Google veut concevoir ses propres processeurs, à l’instar d’Apple, dont elle a d’ailleurs débauché le responsable des puces maison.

La puce Apple A10 de l’iPhone 7

Google débauche chez Apple

Google a débauché un dénommé Manu Gulati chez Apple, comme l’a repéré le site américain Variety. Manu Gulati a effectivement mis à jour mardi son profil LinkedIn. Il est désormais « Lead SoC Architect » chez Google, c’est-à-dire « chef architecte de SoC ».

Manu Gulati a mené les développements des puces Apple ces huit dernières années. Il est cité comme l’un des inventeurs dans 15 brevets, portant sur des SoC et parfois plus spécifiquement sur des composants de sécurité liés au capteur d’empreintes digitales Touch ID et au paiement sans contact Apple Pay. Il était précédemment chez AMD, puis chez Broadcom. L’homme a près de 30 ans d’expérience en la matière.

En particulier, il a contribué à la conception des SoC Apple Ax. Un SoC (system on chip) est pour rappel une puce tout-en-un combinant plusieurs processeurs et composants, notamment un CPU, un GPU, un modem 4G, un composant de traitement des images (ISP), etc. Ceux d’Apple sont réputés pour leur efficacité, plus précisément pour leurs performances rapportées à leur nombre de cœurs et à leurs fréquences.

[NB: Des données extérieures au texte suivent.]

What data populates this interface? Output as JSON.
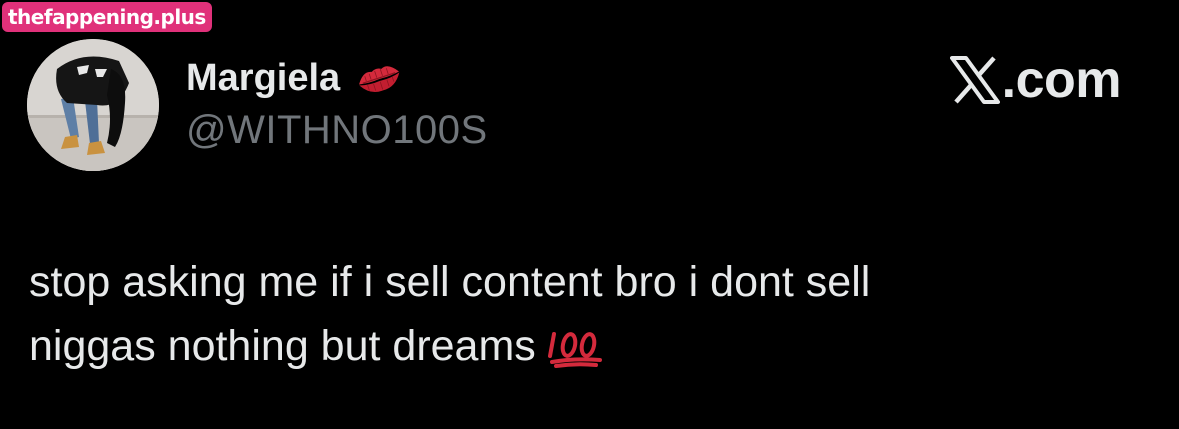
{
  "watermark": {
    "text": "thefappening.plus"
  },
  "author": {
    "display_name": "Margiela",
    "handle": "@WITHNO100S",
    "name_emoji": "kiss-mark-icon"
  },
  "brand": {
    "logo": "x-logo-icon",
    "text": ".com"
  },
  "tweet": {
    "lines": [
      "stop asking me if i sell content bro i dont sell",
      "niggas nothing but dreams"
    ],
    "trailing_emoji": "hundred-points-icon"
  },
  "colors": {
    "background": "#000000",
    "primary_text": "#e7e9ea",
    "secondary_text": "#71767b",
    "watermark_bg": "#e0317a",
    "emoji_red": "#d42a3c"
  }
}
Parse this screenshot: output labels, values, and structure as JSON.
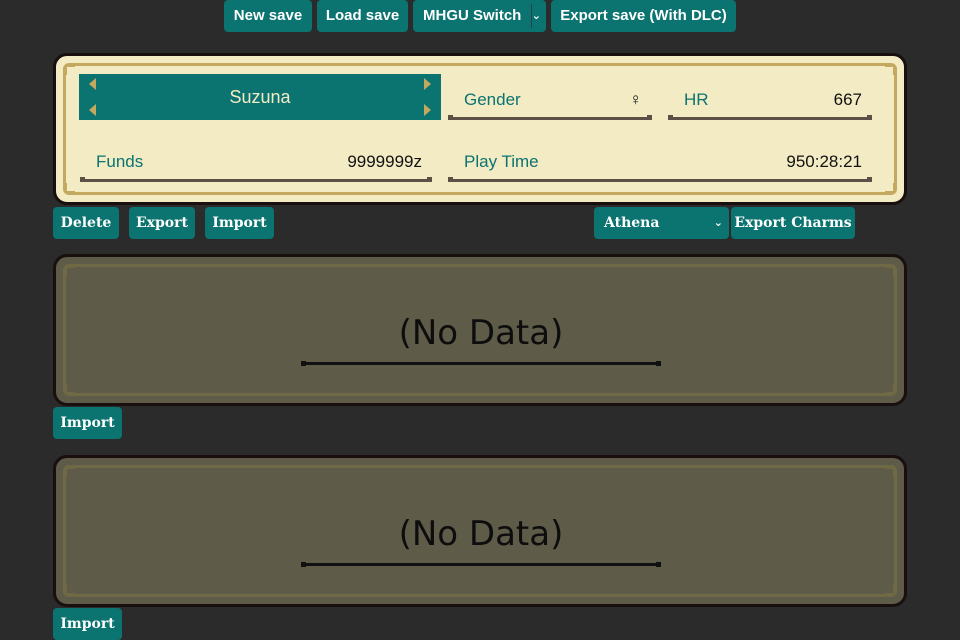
{
  "toolbar": {
    "new_save": "New save",
    "load_save": "Load save",
    "platform_selected": "MHGU Switch",
    "export_dlc": "Export save (With DLC)"
  },
  "slot1": {
    "name": "Suzuna",
    "gender_label": "Gender",
    "gender_value": "♀",
    "hr_label": "HR",
    "hr_value": "667",
    "funds_label": "Funds",
    "funds_value": "9999999z",
    "playtime_label": "Play Time",
    "playtime_value": "950:28:21",
    "actions": {
      "delete": "Delete",
      "export": "Export",
      "import": "Import"
    },
    "charm_select": "Athena",
    "export_charms": "Export Charms"
  },
  "slot2": {
    "status": "(No Data)",
    "import": "Import"
  },
  "slot3": {
    "status": "(No Data)",
    "import": "Import"
  },
  "colors": {
    "accent": "#0b7370",
    "background": "#2b2b2b",
    "card": "#f3ebc4",
    "card_empty": "#5e5b49",
    "gold": "#c4a85f"
  }
}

Une puce mobile haut de gamme sur mesure

Google souhaite donc rivaliser avec Apple sur ce terrain, sans dépendre de fournisseurs tels que Qualcomm. En plus de Manu Gulati, l’entreprise recrute des experts supplémentaires. Elle a ainsi publié une douzaine d’offres d’emploi qui précisent qu’elle veut concevoir une puce mobile haut de gamme.

De quoi bousculer un fournisseur tel que Qualcomm, qui jouit d’un manque de concurrence : HiSilicon réserve ses Kirin à sa maison-mère Huawei et à Honor, Samsung ne vend pas vraiment ses Exynos à la concurrence (excepté à Meizu), et MediaTek ne joue pas dans la même catégorie.

Tout comme Apple avec ses iPhone et iPad, Google est le mieux placé pour concevoir une puce sur mesure optimisée pour ses Pixel et plus largement pour les terminaux Android. Surtout, il ne dépendra plus d’un tiers pour proposer les mises à jour majeures d’Android et les mises à jour mensuelles de sécurité.

Il est trop tard pour les Google Pixel 2, mais on peut espérer que les prochains reposent sur ce nouveau SoC Google.